2026年7月8日(水)

都市vs地方 

2026年7月8日

縮む人口を増やす方法

 東京の繁栄という観点から考えると、東京都自身における人口の再生産には限界があるため、地方においてより多くの出生が実現することが重要となる。今後2000万人程度「縮む」日本の人口に対して、どのような対応が必要であろうか。言い換えれば、日本のどの地域に人口対策への投資を行えば、人口が縮小する中でも社会を「充実」させることができるのか。

 この点を考える手掛かりが図4である。図4は、各県の県民所得(横軸)と出生数の関係を示したものである。

 図4をみると、所得水準が高い地域ほど人口規模も大きくなり、出生数も増える傾向がある。ただし、傾向線が曲線で示されていることからわかるように、所得が2倍、3倍になったとしても、出生数が同じ比率で2倍、3倍になるわけではない。

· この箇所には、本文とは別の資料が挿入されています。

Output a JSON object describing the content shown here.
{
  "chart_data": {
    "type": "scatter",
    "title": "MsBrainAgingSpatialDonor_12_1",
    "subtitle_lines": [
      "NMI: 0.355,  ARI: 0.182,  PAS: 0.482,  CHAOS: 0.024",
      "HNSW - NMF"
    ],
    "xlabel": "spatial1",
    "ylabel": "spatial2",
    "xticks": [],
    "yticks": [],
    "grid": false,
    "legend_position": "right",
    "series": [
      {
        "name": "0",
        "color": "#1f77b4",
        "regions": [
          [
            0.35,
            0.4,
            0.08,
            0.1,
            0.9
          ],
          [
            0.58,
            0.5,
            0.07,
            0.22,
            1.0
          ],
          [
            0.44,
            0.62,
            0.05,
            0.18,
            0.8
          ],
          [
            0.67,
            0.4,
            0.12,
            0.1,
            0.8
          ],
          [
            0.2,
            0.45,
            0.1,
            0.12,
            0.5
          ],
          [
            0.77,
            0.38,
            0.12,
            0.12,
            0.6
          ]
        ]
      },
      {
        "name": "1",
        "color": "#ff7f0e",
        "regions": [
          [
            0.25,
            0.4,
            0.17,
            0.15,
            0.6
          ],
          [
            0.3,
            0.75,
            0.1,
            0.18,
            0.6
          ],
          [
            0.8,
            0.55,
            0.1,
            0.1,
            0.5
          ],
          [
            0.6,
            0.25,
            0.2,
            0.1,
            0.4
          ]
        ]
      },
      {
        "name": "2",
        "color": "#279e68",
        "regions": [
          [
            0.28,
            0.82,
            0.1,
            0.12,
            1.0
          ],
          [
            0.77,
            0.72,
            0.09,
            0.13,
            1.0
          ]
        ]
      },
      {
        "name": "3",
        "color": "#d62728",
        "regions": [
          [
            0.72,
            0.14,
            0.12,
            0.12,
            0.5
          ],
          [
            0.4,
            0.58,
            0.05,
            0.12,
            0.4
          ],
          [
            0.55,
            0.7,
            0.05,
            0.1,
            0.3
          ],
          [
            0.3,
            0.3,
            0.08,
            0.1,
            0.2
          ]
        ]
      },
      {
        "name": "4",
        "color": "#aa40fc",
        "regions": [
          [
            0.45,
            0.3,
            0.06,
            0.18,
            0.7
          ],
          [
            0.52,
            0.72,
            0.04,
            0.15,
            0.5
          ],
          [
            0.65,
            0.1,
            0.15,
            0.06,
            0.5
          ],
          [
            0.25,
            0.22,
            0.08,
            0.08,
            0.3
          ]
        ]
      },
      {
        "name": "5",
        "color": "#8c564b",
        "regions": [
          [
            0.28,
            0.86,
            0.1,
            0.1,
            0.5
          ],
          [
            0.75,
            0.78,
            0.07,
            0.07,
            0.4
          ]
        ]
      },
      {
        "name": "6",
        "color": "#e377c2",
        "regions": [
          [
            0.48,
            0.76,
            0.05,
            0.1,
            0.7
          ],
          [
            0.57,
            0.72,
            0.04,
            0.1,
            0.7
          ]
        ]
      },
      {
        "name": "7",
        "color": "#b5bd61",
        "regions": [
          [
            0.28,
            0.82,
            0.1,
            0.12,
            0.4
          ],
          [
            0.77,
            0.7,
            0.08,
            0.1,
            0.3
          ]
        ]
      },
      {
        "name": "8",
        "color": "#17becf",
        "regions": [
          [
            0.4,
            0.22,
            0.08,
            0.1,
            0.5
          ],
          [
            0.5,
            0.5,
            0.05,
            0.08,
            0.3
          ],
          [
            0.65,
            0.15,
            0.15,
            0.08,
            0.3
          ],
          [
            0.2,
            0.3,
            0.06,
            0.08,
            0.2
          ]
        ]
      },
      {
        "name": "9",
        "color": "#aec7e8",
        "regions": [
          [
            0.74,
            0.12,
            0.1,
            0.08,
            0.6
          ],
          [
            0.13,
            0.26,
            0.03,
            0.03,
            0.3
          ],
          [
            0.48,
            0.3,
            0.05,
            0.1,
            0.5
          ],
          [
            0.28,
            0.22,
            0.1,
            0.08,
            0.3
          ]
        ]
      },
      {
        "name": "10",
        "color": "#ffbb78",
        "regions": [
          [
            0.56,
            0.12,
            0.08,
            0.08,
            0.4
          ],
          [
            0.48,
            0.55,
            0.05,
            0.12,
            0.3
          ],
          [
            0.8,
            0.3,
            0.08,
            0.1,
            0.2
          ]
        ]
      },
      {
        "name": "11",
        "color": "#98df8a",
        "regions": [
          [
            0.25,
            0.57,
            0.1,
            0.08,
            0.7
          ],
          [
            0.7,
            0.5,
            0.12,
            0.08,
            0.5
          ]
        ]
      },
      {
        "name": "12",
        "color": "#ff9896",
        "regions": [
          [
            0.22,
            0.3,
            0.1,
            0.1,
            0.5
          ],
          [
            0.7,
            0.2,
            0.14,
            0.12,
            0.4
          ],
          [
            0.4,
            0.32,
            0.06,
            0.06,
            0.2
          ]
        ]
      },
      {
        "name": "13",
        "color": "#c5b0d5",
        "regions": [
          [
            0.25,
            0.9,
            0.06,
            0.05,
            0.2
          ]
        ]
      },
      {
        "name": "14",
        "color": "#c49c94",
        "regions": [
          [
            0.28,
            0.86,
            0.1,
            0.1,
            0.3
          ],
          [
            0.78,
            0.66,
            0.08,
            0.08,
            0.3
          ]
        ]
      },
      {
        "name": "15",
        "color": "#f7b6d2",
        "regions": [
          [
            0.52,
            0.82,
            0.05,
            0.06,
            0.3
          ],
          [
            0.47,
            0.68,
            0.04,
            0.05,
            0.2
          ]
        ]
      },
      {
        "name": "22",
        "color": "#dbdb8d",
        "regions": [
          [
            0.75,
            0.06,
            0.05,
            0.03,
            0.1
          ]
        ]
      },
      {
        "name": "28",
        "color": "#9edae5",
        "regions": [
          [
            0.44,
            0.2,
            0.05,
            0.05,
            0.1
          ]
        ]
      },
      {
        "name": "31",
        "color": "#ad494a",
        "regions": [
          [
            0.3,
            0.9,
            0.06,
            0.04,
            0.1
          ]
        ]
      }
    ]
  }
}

 この関係を踏まえると、右端に位置する東京都の県民所得を減少させた場合の出生数の減少よりも、それを地方に再分配した場合に増加が期待される出生数のほうが大きい可能性がある。地方における出生数が増えれば、東京都にとっても将来的な流入人口の増加が期待できる。

 これが、人口および国内総生産が縮小する中で人口を充(み)たす方法であり、高市早苗内閣の「縮小しながらも豊かさを保つ」という政治・社会構想を数値的に表現するものである。

公共投資再配分計画

 東京から地方へ、子育て支援を中心とする所得再分配を行い、日本全体として人口や将来の労働力を増やすことを目指せば、短期的には東京都民の名目的な可処分所得が減少する。東京都民がこの政策に難色を示す可能性がある。そこで、日本全体の所得を増やすための公共投資の再配分計画を検討する。

 かつて「国土の均衡ある発展」という考え方のもと、「公平性の観点」から地方に対する公共投資が盛んに行われてきた。しかし、今後の「縮む」日本では、公共投資1円当たりで最も多くの国民所得を実現する「効率性の観点」が重要となる。

 この問題を考える手掛かりが図5である。現時点で最新である22年の「県民経済計算」に基づき、横軸に公的資本形成(いわゆる公共投資)、縦軸に県民所得をプロットしたものである。図では、特別な事情があるとみなされる北海道(本州から離れており、かつ1県として面積が極めて大きい)と福島県(東日本大震災およびそれに続く原子力発電所事故の影響を受けた県)を除き、傾向線を2次関数で回帰している。

 図5をみると、グラフは右上がりに増加している。東京都をはじめとする大都市圏を含む府県では、公共投資を2倍、3倍にした場合、それ以上の所得増加が得られる可能性がある。

 したがって、公共投資の配分を変更し、成果(所得)が得られやすい地域に効率的に配分すれば、公共投資総額を増やさなくとも、あるいは総額が「縮む」中であっても、国民所得の総和を増やすことが可能であると考えられる。

 このことから、次世代のための所得再分配は大都市から地方へ行う一方、その再分配の原資となる総所得を増やすためには、公共投資の軸を地方から大都市へ移すことが重要となる。これにより、人口減少時代における社会経済の充実が可能となる。